Minnesota Waitress Sues Police Over $12,000 Tip: UPDATED
If $12,000 somehow ended up in our hands, we'd want to hang on to it, too: a Minnesota waitress who found the thousands-of-dollars tip at her table is now suing the police for keeping the money, which is now being investigated in relation to drugs.
Stacy Knutson, who works at the Fryin' Pan in Moorhead, Minn., says a woman left a takeout box (from another restaurant) at her table; when Knutson went to return the box, the woman instructed her to keep it. When Knutson opened the box, she found rolls of cash inside. Knutson called the police, feeling uneasy about keeping the money.

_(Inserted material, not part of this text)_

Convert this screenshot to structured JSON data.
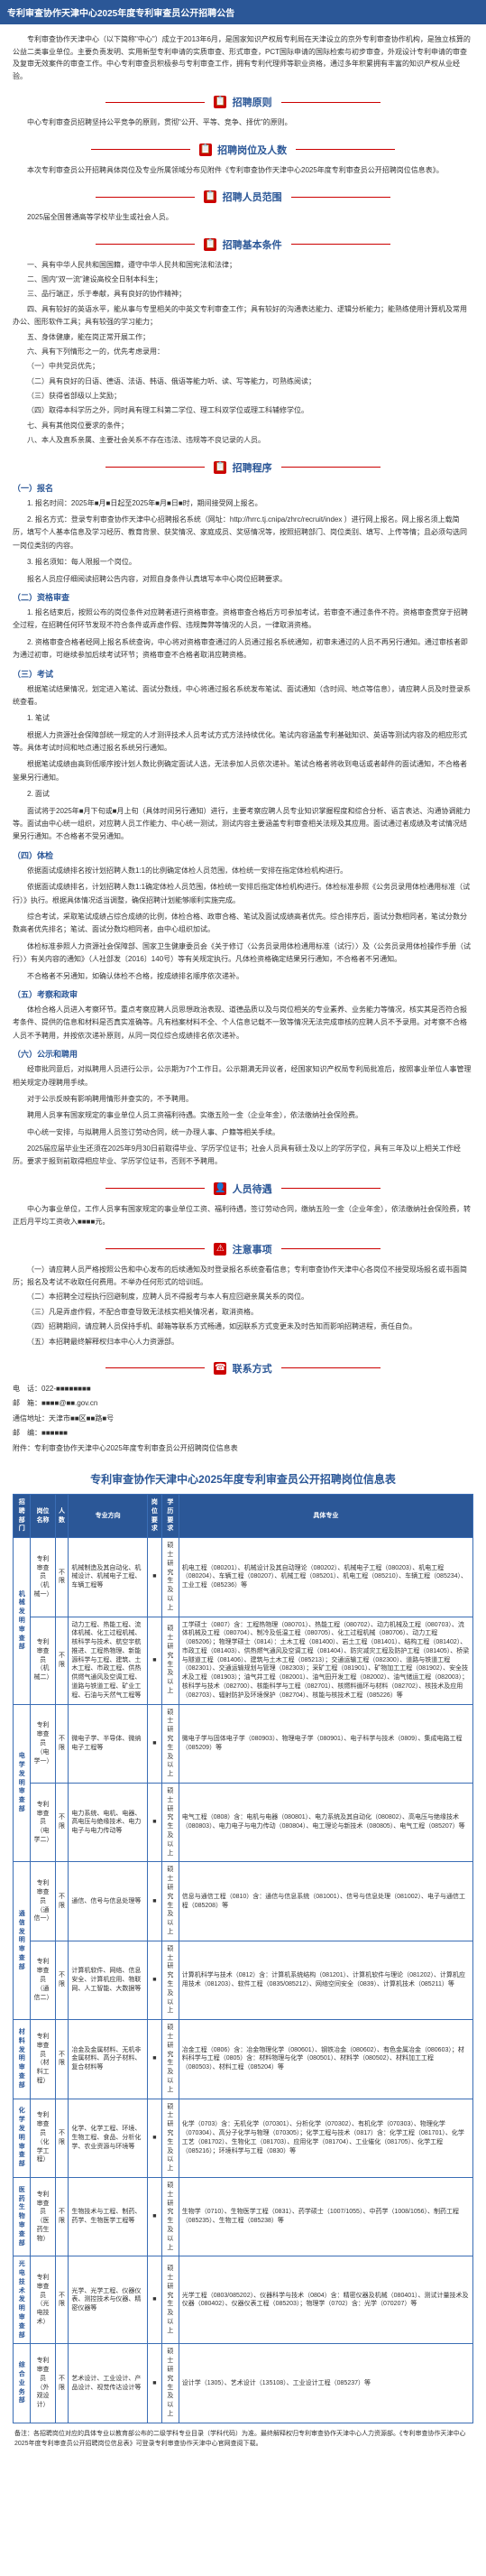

After telling Knutson that she could claim the money after 60 days (and later told after 90 days), the police backtracked and kept the money as part of an ongoing drug investigation, the lawsuit alleges. They said she would receive a $1,000 reward for turning in the money. The reason the police held onto the cash is because of a law that states forfeiture of money in the presence of narcotics. Police are believed to have smelled marijuana on the bills, but Knutson's lawyers say it shouldn't prevent her from keeping the tip.
Knutson now states in the lawsuit that the takeout box was meant for her, due to her family's financial struggles. Said Knutson in the lawsuit, "I do know that the person gave me what was in that to-go bag... Thus as I understand it, it is mine." The tip, she said in the lawsuit, was nothing short of a miracle. Police Lt. Tory Jacobson credited Knutson for "doing the right thing" and alerting the police, but that the final decision — to let her keep the dough or not — now rests in a judge's hands.
Updated: Good news for Knutson today: she'll be able to keep the full $12,000 she discovered at the restaurant she worked at, CBS reports. Her attorney, Craig Richie, says "integrity has now prevailed."